Margaret Thatcher took a big gamble in giving the second most important post in her government to such a relatively new and controversial choice. But her bet paid off – at least for most of the second term.
The Chancellor and Prime Minister began by working well together. Lawson’s strategy, evolved over four Budgets, laid the foundation for sustained growth and successful election winning. But not everything was sweetness and light between them. He was obsessively secretive, especially in his dealings with her. He wanted to be master in his own house, running the economy in a non-collegiate and idiosyncratic style of last-minute decision-making.
This was the source of the most fundamental disagreements between them. He believed that there could ‘only be one Chancellor’2 exercising suzerainty over Treasury affairs. He even asserted that the Prime Minister’s historic role and title of First Lord of the Treasury was ‘a myth’.3 At the beginning of his tenure of No. 11 Downing Street Lawson kept this view to himself. But as his Chancellorship moved into its fourth, fifth and sixth years he became increasingly hostil
e to the notion that he was the Second Lord of the Treasury who had to obey Margaret Thatcher as his boss.

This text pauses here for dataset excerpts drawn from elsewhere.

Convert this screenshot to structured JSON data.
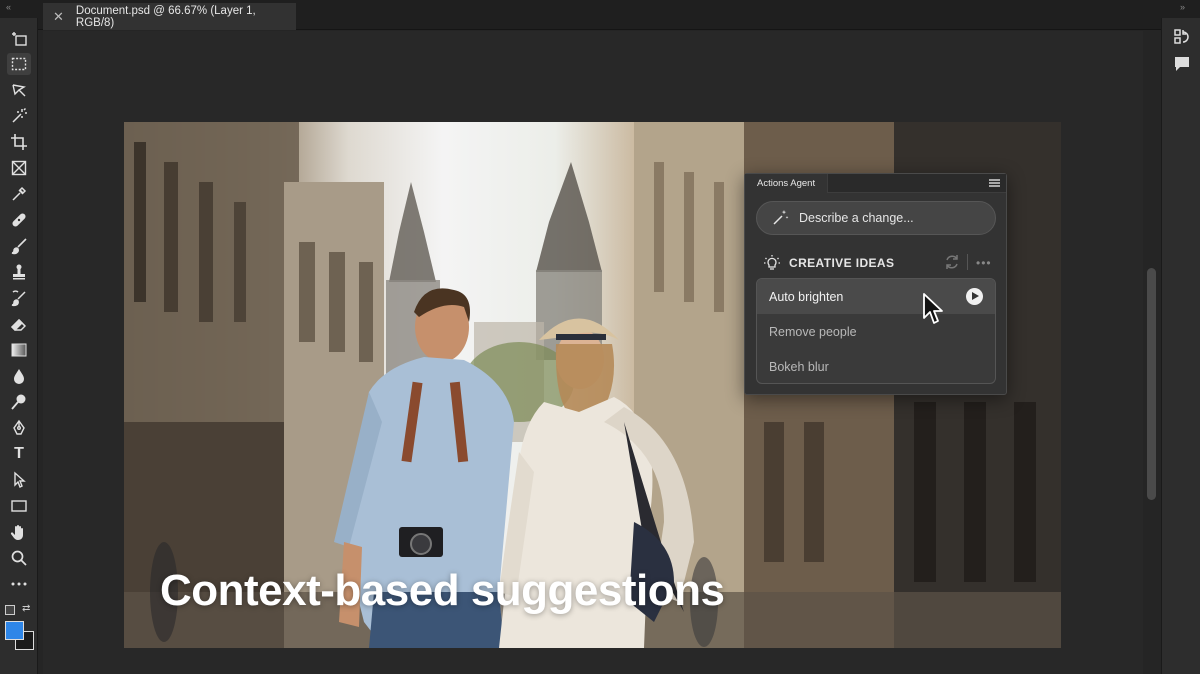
{
  "document_tab": {
    "title": "Document.psd @ 66.67% (Layer 1, RGB/8)",
    "close_glyph": "✕"
  },
  "toolbar": {
    "tools": [
      {
        "name": "artboard-tool-icon",
        "active": false
      },
      {
        "name": "rectangular-marquee-tool-icon",
        "active": true
      },
      {
        "name": "lasso-tool-icon",
        "active": false
      },
      {
        "name": "magic-wand-tool-icon",
        "active": false
      },
      {
        "name": "crop-tool-icon",
        "active": false
      },
      {
        "name": "frame-tool-icon",
        "active": false
      },
      {
        "name": "eyedropper-tool-icon",
        "active": false
      },
      {
        "name": "healing-brush-tool-icon",
        "active": false
      },
      {
        "name": "brush-tool-icon",
        "active": false
      },
      {
        "name": "clone-stamp-tool-icon",
        "active": false
      },
      {
        "name": "history-brush-tool-icon",
        "active": false
      },
      {
        "name": "eraser-tool-icon",
        "active": false
      },
      {
        "name": "gradient-tool-icon",
        "active": false
      },
      {
        "name": "blur-tool-icon",
        "active": false
      },
      {
        "name": "dodge-tool-icon",
        "active": false
      },
      {
        "name": "pen-tool-icon",
        "active": false
      },
      {
        "name": "type-tool-icon",
        "active": false
      },
      {
        "name": "path-selection-tool-icon",
        "active": false
      },
      {
        "name": "rectangle-tool-icon",
        "active": false
      },
      {
        "name": "hand-tool-icon",
        "active": false
      },
      {
        "name": "zoom-tool-icon",
        "active": false
      },
      {
        "name": "more-tools-icon",
        "active": false
      }
    ],
    "type_tool_letter": "T",
    "foreground_color": "#2e86e8",
    "background_color": "#1b1b1b"
  },
  "canvas": {
    "caption": "Context-based suggestions"
  },
  "actions_agent": {
    "panel_title": "Actions Agent",
    "describe_placeholder": "Describe a change...",
    "creative_ideas_heading": "CREATIVE IDEAS",
    "more_glyph": "•••",
    "ideas": [
      {
        "label": "Auto brighten",
        "hovered": true
      },
      {
        "label": "Remove people",
        "hovered": false
      },
      {
        "label": "Bokeh blur",
        "hovered": false
      }
    ]
  },
  "right_panel": {
    "icons": [
      "history-icon",
      "comments-icon"
    ]
  }
}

This was a war of will-powers waiting to happen.
FIRST CLASH OVER THE ERM
In 1985, the Prime Minister and Chancellor had their first serious policy disagreement when he began favouring the idea that Britain should join the Exchange Rate Mechanism (ERM) of the European Monetary System (EMS). In an attempt to block the advance of what she called ‘a fashionable consensus’,4 the Prime Minister convened an ad hoc ministerial meeting of carefully chosen colleagues who she thought would support her side of the argument.
But to her dismay, at this meeting on 13 November 1985, Nigel Lawson persuaded not just the predictably pro-EMS Geoffrey Howe (Foreign Secretary) but also Norman Tebbit (Party Chairman), John Wakeham (Chief Whip), Leon Brittan (Secretary of State for Trade and Industry) and even the ultra-loyal Willie Whitelaw (Deputy Prime Minister) to speak in favour of joining the ERM/EMS arrangement.
The arguments they expressed in favour of it were entirely economic and highly technical, focused on what was right for the exchange rate, interest rates and the control of inflation. Margaret Thatcher alone seems to have recognised the constitutional implication that the EMS/ERM might bind Britain into a structure that could lead towards a single European currency and an irreversible loss of sovereignty.
Yet she did not articulate her fears in a constitutional or indeed any sort of non-economic argument. Instead, when faced with the unexpected degree of unity of her colleagues behind a policy to which she was opposed, the Prime Minister played the theatrical card of a dramatic exit. ‘I disagree. If you join the EMS, you will have to do so without me’, she declared as she gathered up her papers and swept out of the room.5
A shaken Nigel Lawson then made his exit to No. 11, accompanied by Geoffrey Howe, Norman Tebbit and Willie Whitelaw. Describing himself as ‘extremely depressed’, 6 the Chancellor told his colleagues that he saw little point in carrying on and felt that he ought to resign. They urged the Chancellor to banish the thought. Whitelaw in particular assured him that by persuasion and persistence he would bring the Prime Minister round to his point of view. But this did not happen.